One of the is subjects that I follow is artificial intelligence, robotics and automation.
From an economic standpoint, these technologies are expected to replace over half the jobs in the current economy in the next 10-30 years.
The usual response is that new types of jobs will rise to replace the older jobs. This is based on the fallacy that history will repeat itself. In other words, that new tech has always created new jobs as it has destroyed them.
This is a flawed assumption. The prior tech revolutions may have eliminated the need for some types of labor to increase productivity, but it has always required humans to operate it.
The automaton revolution is intended to replace both physical labor and the creative intelligence that goes into decision making. The question becomes - what's left for humans to do if automaton replaces all of the inputs, including decision making, that humans once offered?

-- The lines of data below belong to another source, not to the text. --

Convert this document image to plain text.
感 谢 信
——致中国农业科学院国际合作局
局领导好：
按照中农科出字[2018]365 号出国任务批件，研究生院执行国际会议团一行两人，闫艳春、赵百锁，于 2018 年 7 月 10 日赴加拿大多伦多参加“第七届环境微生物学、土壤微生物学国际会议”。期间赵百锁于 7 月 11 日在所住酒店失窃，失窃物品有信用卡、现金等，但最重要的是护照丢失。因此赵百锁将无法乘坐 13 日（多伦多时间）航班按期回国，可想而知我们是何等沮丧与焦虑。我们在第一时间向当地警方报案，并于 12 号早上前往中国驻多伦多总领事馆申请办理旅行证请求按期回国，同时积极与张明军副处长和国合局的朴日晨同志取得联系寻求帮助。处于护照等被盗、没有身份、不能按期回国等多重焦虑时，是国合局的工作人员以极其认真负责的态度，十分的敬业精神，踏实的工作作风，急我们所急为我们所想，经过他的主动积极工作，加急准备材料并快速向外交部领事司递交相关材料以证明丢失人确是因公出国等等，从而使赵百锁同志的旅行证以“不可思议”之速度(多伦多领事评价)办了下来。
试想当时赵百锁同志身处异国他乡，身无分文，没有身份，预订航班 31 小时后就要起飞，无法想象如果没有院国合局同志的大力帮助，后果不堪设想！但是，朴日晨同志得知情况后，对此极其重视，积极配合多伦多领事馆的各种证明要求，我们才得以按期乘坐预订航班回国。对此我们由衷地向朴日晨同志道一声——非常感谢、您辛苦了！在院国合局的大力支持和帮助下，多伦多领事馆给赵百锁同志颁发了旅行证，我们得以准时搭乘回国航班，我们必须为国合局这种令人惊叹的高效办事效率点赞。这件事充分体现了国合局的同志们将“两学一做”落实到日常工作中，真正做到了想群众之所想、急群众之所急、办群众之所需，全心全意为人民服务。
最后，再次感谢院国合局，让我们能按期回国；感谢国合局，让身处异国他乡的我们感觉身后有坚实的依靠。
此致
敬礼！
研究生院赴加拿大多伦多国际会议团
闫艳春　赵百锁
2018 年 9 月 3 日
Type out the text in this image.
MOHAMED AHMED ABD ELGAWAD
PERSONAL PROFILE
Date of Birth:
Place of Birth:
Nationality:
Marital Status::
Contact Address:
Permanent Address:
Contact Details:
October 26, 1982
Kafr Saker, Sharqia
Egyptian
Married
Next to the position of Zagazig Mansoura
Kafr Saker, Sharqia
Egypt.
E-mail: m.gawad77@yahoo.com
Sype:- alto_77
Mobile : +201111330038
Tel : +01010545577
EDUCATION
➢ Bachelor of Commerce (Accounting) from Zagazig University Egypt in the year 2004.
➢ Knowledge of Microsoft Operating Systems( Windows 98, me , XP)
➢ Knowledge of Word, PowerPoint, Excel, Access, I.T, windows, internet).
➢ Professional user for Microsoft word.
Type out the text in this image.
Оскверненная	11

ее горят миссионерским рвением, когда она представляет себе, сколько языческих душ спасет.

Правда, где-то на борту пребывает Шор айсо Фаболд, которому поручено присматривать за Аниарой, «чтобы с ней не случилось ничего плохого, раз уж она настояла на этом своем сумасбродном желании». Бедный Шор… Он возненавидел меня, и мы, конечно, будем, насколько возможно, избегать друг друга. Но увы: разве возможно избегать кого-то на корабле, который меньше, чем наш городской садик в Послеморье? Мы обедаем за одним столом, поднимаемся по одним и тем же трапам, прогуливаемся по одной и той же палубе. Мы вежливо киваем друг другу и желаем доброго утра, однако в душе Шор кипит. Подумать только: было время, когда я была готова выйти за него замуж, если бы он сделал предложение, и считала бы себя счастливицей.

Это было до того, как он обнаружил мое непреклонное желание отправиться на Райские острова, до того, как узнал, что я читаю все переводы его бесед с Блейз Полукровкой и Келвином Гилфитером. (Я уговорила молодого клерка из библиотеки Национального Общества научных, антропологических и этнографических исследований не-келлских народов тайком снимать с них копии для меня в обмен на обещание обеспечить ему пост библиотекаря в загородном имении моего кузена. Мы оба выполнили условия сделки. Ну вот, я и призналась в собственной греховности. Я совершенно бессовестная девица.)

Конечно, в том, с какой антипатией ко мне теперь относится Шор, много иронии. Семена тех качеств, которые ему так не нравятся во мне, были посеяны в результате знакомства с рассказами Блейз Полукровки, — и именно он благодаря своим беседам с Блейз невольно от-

We have never faced this in human history- that we are essentially cutting ourselves completely out of equation. What area then could we create new jobs? One place may be those areas where one offs are important, but the vast bulk of human employment, even at the highest managerial and professional levels, are actually routinized decision making. For example, a vast bulk of the jobs in the financial services industry can likely be automated. So can journalism. As can the vast bulk of legal decisions with a sufficiently advanced AI. We are nearing that point.
There is no economic theory that is exactly designed to address the end of human labor as we have known it since the industrial revolution. Even Marx presumed the exploitation of labor, rather than making such labor unnecessary to the economy. The right wing arguments of neoclassical capitalism and Neoliberalism offer even less insight.
It is, therefore, by outcome rather theory that I think left wing policies are more likely to help in the economy that is about to be more disruptive than any shift we have seen before.
For example, you want Medicare for all in a post employment economy rather than healthcare driven by employment. You want redistribution of wealth where the economy's productivity has been disconnected from labor. You want to focus on eliminating risks and costs like education as the ability to address those risks is lost.
The problem with incrementalism is that we really don't have time for it. By the time we start to develop policies that finally address income inequality , there will be even bigger problems to address without any tools for addressing them.
Right now, pols like Sanders offer a policy direction that is more likely to help us shift quicker to handling these economic disruptions.